Tak nampak hidung Manda bersama Yanti. Manda ada di dapur, bersama ibu-ibu meracik bumbu. Sebagai kawan, sangat wajar Manda turut membantu. Tapi sebenarnya Yanti sudah melarang Manda agar tidak repot-repot ikut memasak. Yanti lebih menginginkan Manda menemaninya menerima tamu. Bukankah segian besar kawan Yanti yang diundang, juga merupakan kawan Manda? Tapi entahlah, Yanti tak tahu kenapa Manda menolaknya.
Lihatlah, betapa Manda bersemangat mengulek mrica, bawang-berambang, gula, garam… Keringat membuncah dari tubuhnya. Lihatlah pula, wajah Yanti yang berseri-seri menyiratkan kebahagiaan. Bagaimana tidak, besok pagi ia akan disandingkan di depan penghulu untuk dinikahkan. Adakah yang lebih indah dan awet dikenang selain hari pernikahan?
Indah? Ya, harapan Yanti dan Suryo serta keluarga mereka pastilah demikian. Tapi jika keinginannya bertolak apa yang mesti dikata.
Tak ada yang menduga jika keesokan harinya, ketika Yanti dan Suryo diarak ke serambi masjid untuk dinikahkan mendadak puluhan orang berduyun-duyun mendatangi rumahnya.

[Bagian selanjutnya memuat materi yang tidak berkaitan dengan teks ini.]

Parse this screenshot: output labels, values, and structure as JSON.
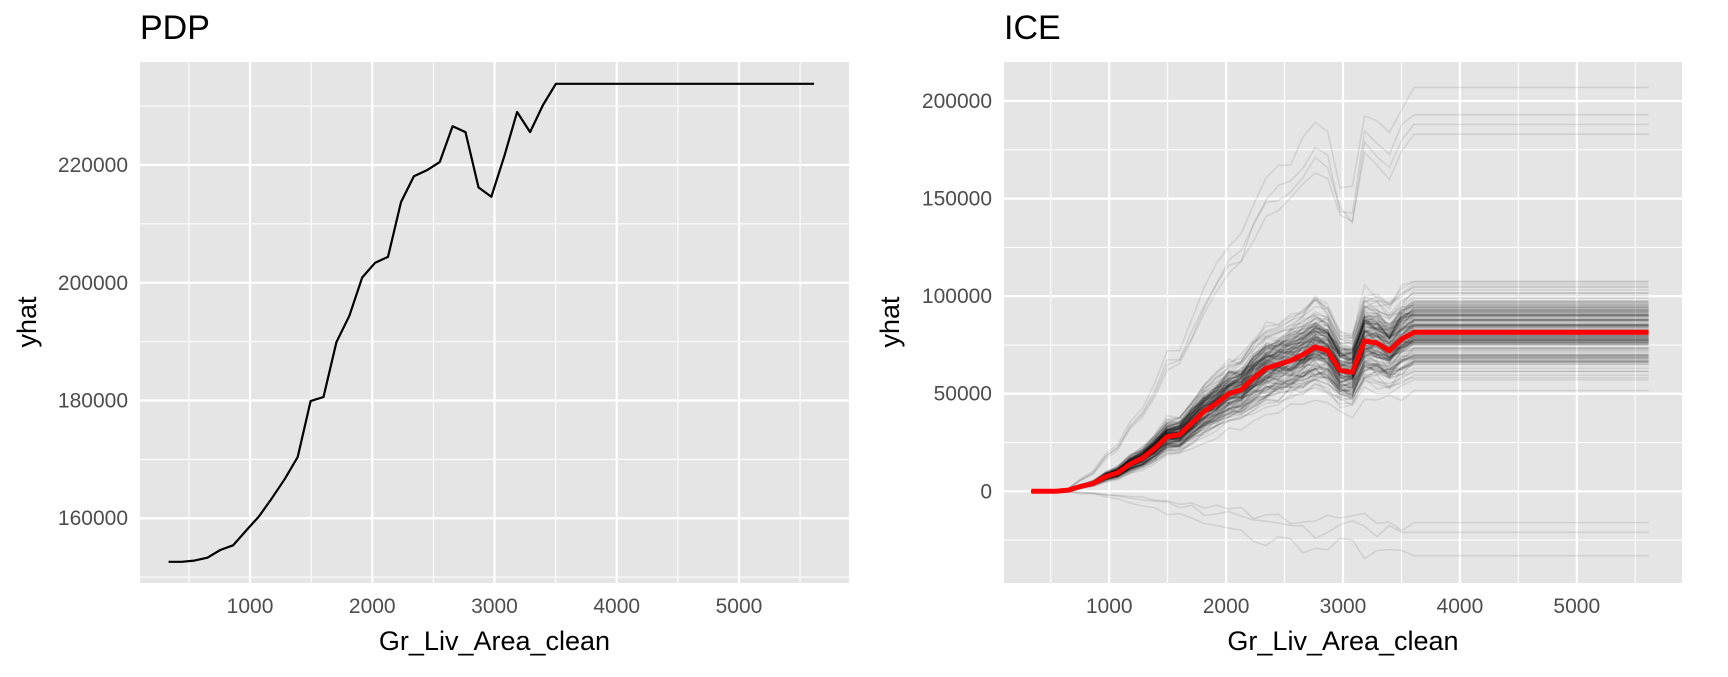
{
  "chart_data": [
    {
      "id": "pdp",
      "type": "line",
      "title": "PDP",
      "xlabel": "Gr_Liv_Area_clean",
      "ylabel": "yhat",
      "xlim": [
        100,
        5900
      ],
      "ylim": [
        149000,
        237500
      ],
      "xticks": [
        1000,
        2000,
        3000,
        4000,
        5000
      ],
      "yticks": [
        160000,
        180000,
        200000,
        220000
      ],
      "grid": true,
      "background": "#e5e5e5",
      "grid_color": "#ffffff",
      "series": [
        {
          "color": "#000000",
          "x": [
            334,
            440,
            545,
            651,
            757,
            862,
            968,
            1073,
            1179,
            1285,
            1390,
            1496,
            1601,
            1707,
            1813,
            1918,
            2024,
            2129,
            2235,
            2341,
            2446,
            2552,
            2657,
            2763,
            2869,
            2974,
            3080,
            3185,
            3291,
            3397,
            3502,
            3608,
            3713,
            3819,
            3925,
            4030,
            4136,
            4241,
            4347,
            4453,
            4558,
            4664,
            4769,
            4875,
            4981,
            5086,
            5192,
            5297,
            5403,
            5509,
            5614
          ],
          "y": [
            152600,
            152600,
            152800,
            153300,
            154600,
            155400,
            157900,
            160300,
            163400,
            166700,
            170400,
            179900,
            180600,
            189900,
            194400,
            200900,
            203400,
            204400,
            213700,
            218100,
            219100,
            220500,
            226600,
            225600,
            216200,
            214600,
            221500,
            229000,
            225600,
            230200,
            233800,
            233800,
            233800,
            233800,
            233800,
            233800,
            233800,
            233800,
            233800,
            233800,
            233800,
            233800,
            233800,
            233800,
            233800,
            233800,
            233800,
            233800,
            233800,
            233800,
            233800
          ]
        }
      ]
    },
    {
      "id": "ice",
      "type": "line",
      "title": "ICE",
      "xlabel": "Gr_Liv_Area_clean",
      "ylabel": "yhat",
      "xlim": [
        100,
        5900
      ],
      "ylim": [
        -47000,
        220000
      ],
      "xticks": [
        1000,
        2000,
        3000,
        4000,
        5000
      ],
      "yticks": [
        0,
        50000,
        100000,
        150000,
        200000
      ],
      "grid": true,
      "background": "#e5e5e5",
      "grid_color": "#ffffff",
      "x": [
        334,
        440,
        545,
        651,
        757,
        862,
        968,
        1073,
        1179,
        1285,
        1390,
        1496,
        1601,
        1707,
        1813,
        1918,
        2024,
        2129,
        2235,
        2341,
        2446,
        2552,
        2657,
        2763,
        2869,
        2974,
        3080,
        3185,
        3291,
        3397,
        3502,
        3608,
        3713,
        3819,
        3925,
        4030,
        4136,
        4241,
        4347,
        4453,
        4558,
        4664,
        4769,
        4875,
        4981,
        5086,
        5192,
        5297,
        5403,
        5509,
        5614
      ],
      "average": {
        "color": "#ff0000",
        "y": [
          0,
          0,
          0,
          600,
          2500,
          4000,
          7500,
          9500,
          14000,
          17000,
          22000,
          28000,
          29000,
          35000,
          41000,
          45000,
          50000,
          52000,
          58000,
          63000,
          65000,
          67000,
          70000,
          74000,
          72000,
          62000,
          61000,
          77000,
          76000,
          72000,
          78000,
          81500,
          81500,
          81500,
          81500,
          81500,
          81500,
          81500,
          81500,
          81500,
          81500,
          81500,
          81500,
          81500,
          81500,
          81500,
          81500,
          81500,
          81500,
          81500,
          81500
        ]
      },
      "curve_envelope": {
        "color": "#000000",
        "plateau_min": -33000,
        "plateau_max": 207000,
        "outlier_final_values": [
          -33000,
          -21000,
          -16000,
          183000,
          188000,
          193000,
          207000
        ]
      }
    }
  ]
}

Mereka adalah orang-orang yang keluarganya jatuh sakit akibat memakan hidangan pernikahan di meja prasmanan kemarin hari.
Mendengar makian puluhan orang itu pihak keluarga Suryo serasa tertimpa runtuhan bebatuan gunung. Pengiring pengantin yang tadinya tersenyum-senyum serentak tercengang. Tatapan mata Yanti mengabur. Bagai tersirap, Yanti jatuh tersungkur. Langit pagi yang biru berubah hitam pekat di mata Zaitun. Ia tak tahu apa yang mesti diperbuat saat keluarga Suryo menampakkan muka tegang dan tatapan mata garang. Suasana bertambah kacau saat ayah Suryo turut memaki-maki keluarga Yanti, lalu menyeret anaknya segera pergi. Oh, betapa peristiwa ini sangat memalukan, sangat memilukan!
“Untunglah keamanan desa segera datang, Yanti. Jika tidak, maka…” Zaitun menangis lirih di depan Yanti baru siuman. Belum reda pilu mereka, keesokan harinya, ada kabar datang mengiris dada. Dari hasil outopsi polisi, ternyata mie yang tersaji mengandung zat racun serangga. He! Siapa telah menuangnya?
“Kita kena sawan manten, Yanti,” kata Zaitun menyimpulkan. Dan Yanti diam tak bergerak. Dadanya sesak terhentak.
Kini Yanti tak ubahnya makhluk yang disemayami aneka penyakit. Hampir seminggu ia tak bangkit dari ranjang. Wajahnya nampak begitu pucat, tak bertenaga. Tak bertenaga? Tidak! Lihatlah, seolah baru menerima wangsit mendadak saja ia bangkit. Berlari menuju dapur, mengambil pisau, dan kemudian menghambur ke luar rumah. Zaitun cergas mengejar dan mendekapnya. Keras Yanti meronta hingga terlepas. Apa yang akan dilakukan Yanti dengan pisau itu, Zaitun sama sekali tak paham. Tapi Yanti terus berlari dan berhenti di depan pintu sebuah rumah seseorang yang sangat ia kenal: Manda!